New Chancellor Jeremy Hunt, brought in to replace the sacked Kwasi Kwarteng and to restore credibility to Downing Street, spent Saturday effectively trashing the mini-budget and the set of policies that brought Ms Truss to power.
Amid warnings of “difficult decisions” to come over the next two weeks, Mr Hunt and Ms Truss will meet in her Chequers residence on Sunday as tax rises and spending cuts loom on the horizon.
The Chancellor, who spent Saturday also meeting with Treasury officials, insisted that he and the Prime Minister were a “team” as he said that his priority was “growth underpinned by stability”.
“The drive on growing the economy is right – it means more people can get good jobs, new businesses can thrive and we can secure world class public services. But we went too far, too fast,” he said.
Earlier, he told broadcasters: “Spending will not rise by as much as people would like and all Government departments are going to have to find more efficiencies than they were planning to.”
“And some taxes will not be cut as quickly as people want. Some taxes will go up. So it’s going to be difficult.”

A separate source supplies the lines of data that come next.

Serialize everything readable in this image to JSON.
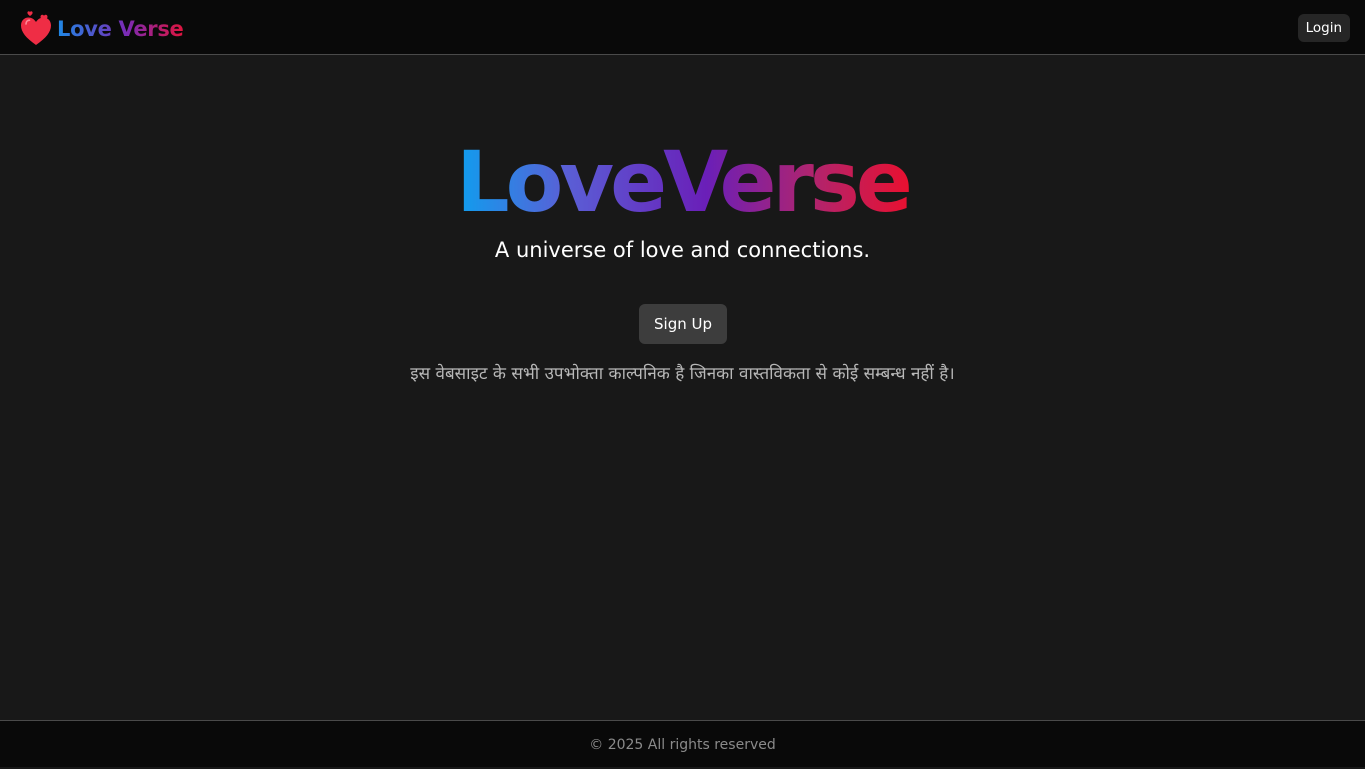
{
  "header": {
    "brand_text": "Love Verse",
    "brand_icon": "hearts-icon",
    "login_label": "Login"
  },
  "hero": {
    "title": "LoveVerse",
    "tagline": "A universe of love and connections.",
    "signup_label": "Sign Up",
    "disclaimer": "इस वेबसाइट के सभी उपभोक्ता काल्पनिक है जिनका वास्तविकता से कोई सम्बन्ध नहीं है।"
  },
  "footer": {
    "copyright": "© 2025 All rights reserved"
  },
  "colors": {
    "background": "#181818",
    "header_footer_bg": "#090909",
    "gradient_start": "#0aa2f0",
    "gradient_mid": "#6a1fb8",
    "gradient_end": "#ec0f2c",
    "heart_red": "#ef2d45"
  }
}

As Mr Hunt begins his job of putting together a fresh budget for October 31 one possible plan, as reported in the Sunday Times, would be to delay his predecessor’s aim of reducing the basic rate of income tax by a year as part of a wider package designed to calm the financial markets.

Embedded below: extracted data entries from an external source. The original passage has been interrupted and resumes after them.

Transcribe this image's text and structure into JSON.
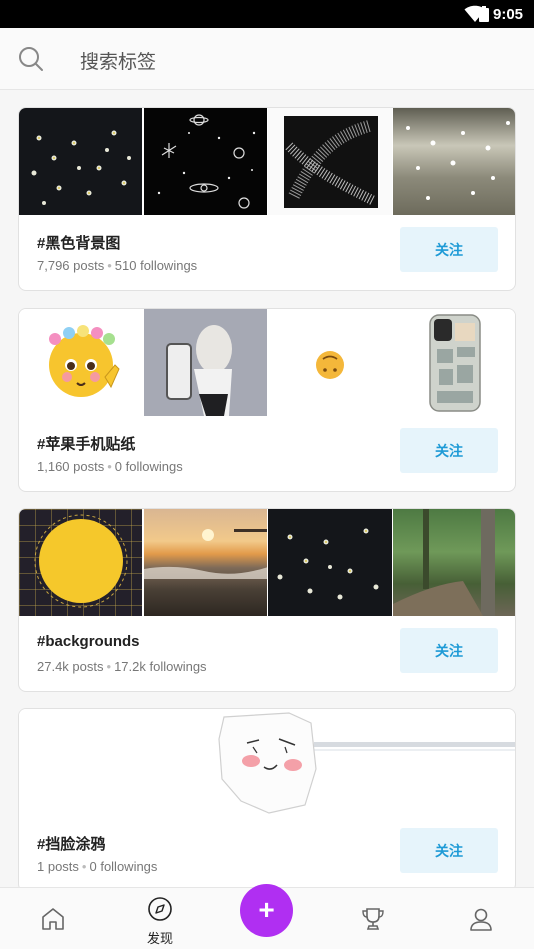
{
  "status_bar": {
    "time": "9:05"
  },
  "search": {
    "placeholder": "搜索标签"
  },
  "cards": [
    {
      "tag": "#黑色背景图",
      "posts": "7,796 posts",
      "followings": "510 followings",
      "follow_label": "关注",
      "thumbs": [
        "dark-daisies",
        "space-doodles",
        "ribbon-texture",
        "sparkle-water"
      ]
    },
    {
      "tag": "#苹果手机贴纸",
      "posts": "1,160 posts",
      "followings": "0 followings",
      "follow_label": "关注",
      "thumbs": [
        "flower-crown-emoji",
        "mirror-selfie",
        "upside-down-emoji",
        "phone-case"
      ]
    },
    {
      "tag": "#backgrounds",
      "posts": "27.4k posts",
      "followings": "17.2k followings",
      "follow_label": "关注",
      "thumbs": [
        "yellow-circle-grid",
        "sunset-beach",
        "dark-daisies",
        "forest-path"
      ]
    },
    {
      "tag": "#挡脸涂鸦",
      "posts": "1 posts",
      "followings": "0 followings",
      "follow_label": "关注",
      "thumbs": [
        "face-doodle"
      ]
    }
  ],
  "bottom_nav": {
    "items": [
      {
        "label": "",
        "icon": "home-icon"
      },
      {
        "label": "发现",
        "icon": "compass-icon"
      },
      {
        "label": "+",
        "icon": "plus-icon"
      },
      {
        "label": "",
        "icon": "trophy-icon"
      },
      {
        "label": "",
        "icon": "profile-icon"
      }
    ],
    "accent": "#b02ff2"
  },
  "colors": {
    "follow_bg": "#e6f4fb",
    "follow_text": "#1e9ad6"
  }
}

Earlier, Governor of the Bank of England Andrew Bailey said he spoke to Mr Hunt on Friday after his appointment as he warned that interest rates may have to be raised higher than initially expected to tackle inflation.
Speaking from Washington, he said the pair had a “meeting of minds” on the issue of “fiscal sustainability” as he noted the fact the Office of Budget Responsibility is now “very much back in the picture”.

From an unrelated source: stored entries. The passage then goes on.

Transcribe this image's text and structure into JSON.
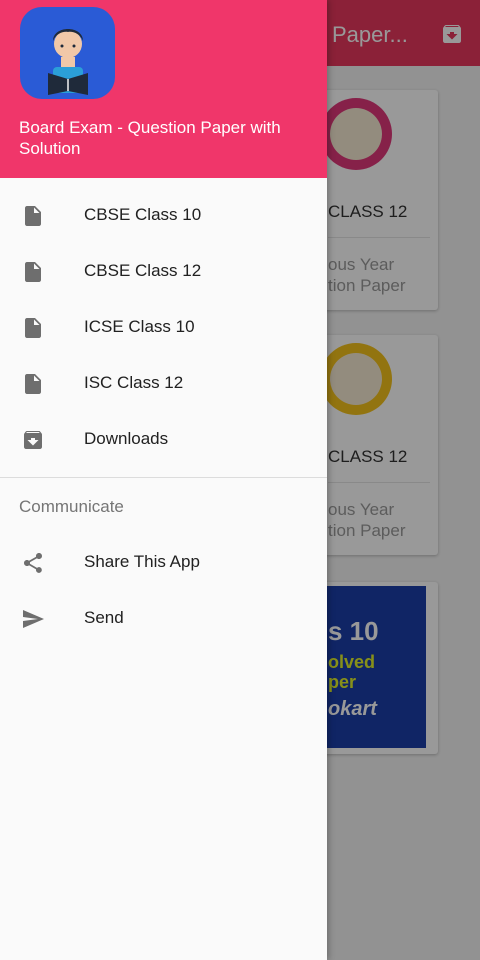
{
  "background": {
    "toolbar_title": "Paper...",
    "cards": [
      {
        "title": "CLASS 12",
        "subtitle_line1": "ous Year",
        "subtitle_line2": "tion Paper"
      },
      {
        "title": "CLASS 12",
        "subtitle_line1": "ous Year",
        "subtitle_line2": "tion Paper"
      }
    ],
    "banner": {
      "line1": "s 10",
      "line2": "olved",
      "line3": "per",
      "line4": "okart"
    }
  },
  "drawer": {
    "header_title": "Board Exam - Question Paper with Solution",
    "items": [
      {
        "label": "CBSE Class 10",
        "icon": "file-icon"
      },
      {
        "label": "CBSE Class 12",
        "icon": "file-icon"
      },
      {
        "label": "ICSE Class 10",
        "icon": "file-icon"
      },
      {
        "label": "ISC Class 12",
        "icon": "file-icon"
      },
      {
        "label": "Downloads",
        "icon": "download-box-icon"
      }
    ],
    "communicate_header": "Communicate",
    "communicate_items": [
      {
        "label": "Share This App",
        "icon": "share-icon"
      },
      {
        "label": "Send",
        "icon": "send-icon"
      }
    ]
  },
  "colors": {
    "accent": "#f0366a",
    "drawer_background": "#fafafa",
    "icon": "#6e6e6e"
  }
}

US President Joe Biden also appeared to join in the criticism of Ms Truss’s plan, telling reporters: “I wasn’t the only one that thought it was a mistake” and calling the outcome “predictable”.
Asked about her original economic strategy, he added that while he disagreed with her plan, it was up to the British people.
Mr Biden also dismissed concerns about the strength of the dollar: “The problem is the lack of economic growth and sound policy in other countries.”
Questions still hang over the Government about whether it would be able to win enough support from a divided party for a series of painful decisions on tax and spending that have already prompted memories of the austerity era under David Cameron and George Osborne.
In a media blitz over the weekend, both Mr Hunt and Ms Truss tried to win over their own party and voters to the new Downing Street regime.
After completing several interviews on Saturday, the new chancellor will later appear on BBC One’s Sunday with Laura Kuenssberg.
Ms Truss, who used a piece in The Sun newspaper to admit that sacking her friend and ideological soulmate Mr Kwarteng had been a “wrench”, said: “We cannot pave the way to a low-tax, high-growth economy without maintaining the confidence of the markets in our commitment to sound money.”
Mr Hunt, writing in the Telegraph, said that the Government was “changing course”.
So far, his appointment has failed to dampen speculation of an imminent coup against Ms Truss.
Rishi Sunak, the defeated leadership contender and former chancellor, as well as Defence Secretary Ben Wallace, have been among the names flagged as potential replacements.
Sir Geoffrey Clifton-Brown told LBC on Saturday that for Ms Truss it all hinges on how the markets receive the fiscal plan at the end of the month.
While he said he believes Mr Hunt could steady the ship, he warned that if “it doesn’t manage to satisfy the markets and satisfy everybody else and the economy is still in chaos then I think we would be in a very difficult situation”.
Elsewhere, there was speculation that including the Ministry of Defence in any round of spending cuts could spark a clash with Mr Wallace.
A defence source said he will hold Ms Truss to the pledges made.
Ms Truss promised to increase defence spending to 3% of GDP by 2030 in the wake of the war in Ukraine.
The Prime Minister nonetheless still has her defenders within the party.
Former culture minister Nadine Dorries, a loyal follower of Boris Johnson, wrote in the Daily Express: “The sad truth is that those scheming to eject the Prime Minister from Downing Street are the same plotters who conspired to get rid of Boris. They will not rest until they have anointed their own chosen leader in power.”
The Labour Party, looking on as it enjoys a mammoth lead in the polls, said that there were “no historical precedents” for the crisis the Truss administration had plunged the country into.
In a speech in Barnsley, Sir Keir Starmer referenced former party leader Neil Kinnock’s famous 1985 attack on the left-wing Militant group in Liverpool as he pointed to the “grotesque chaos of a Tory Prime Minister handing out redundancy notices to her own Chancellor”.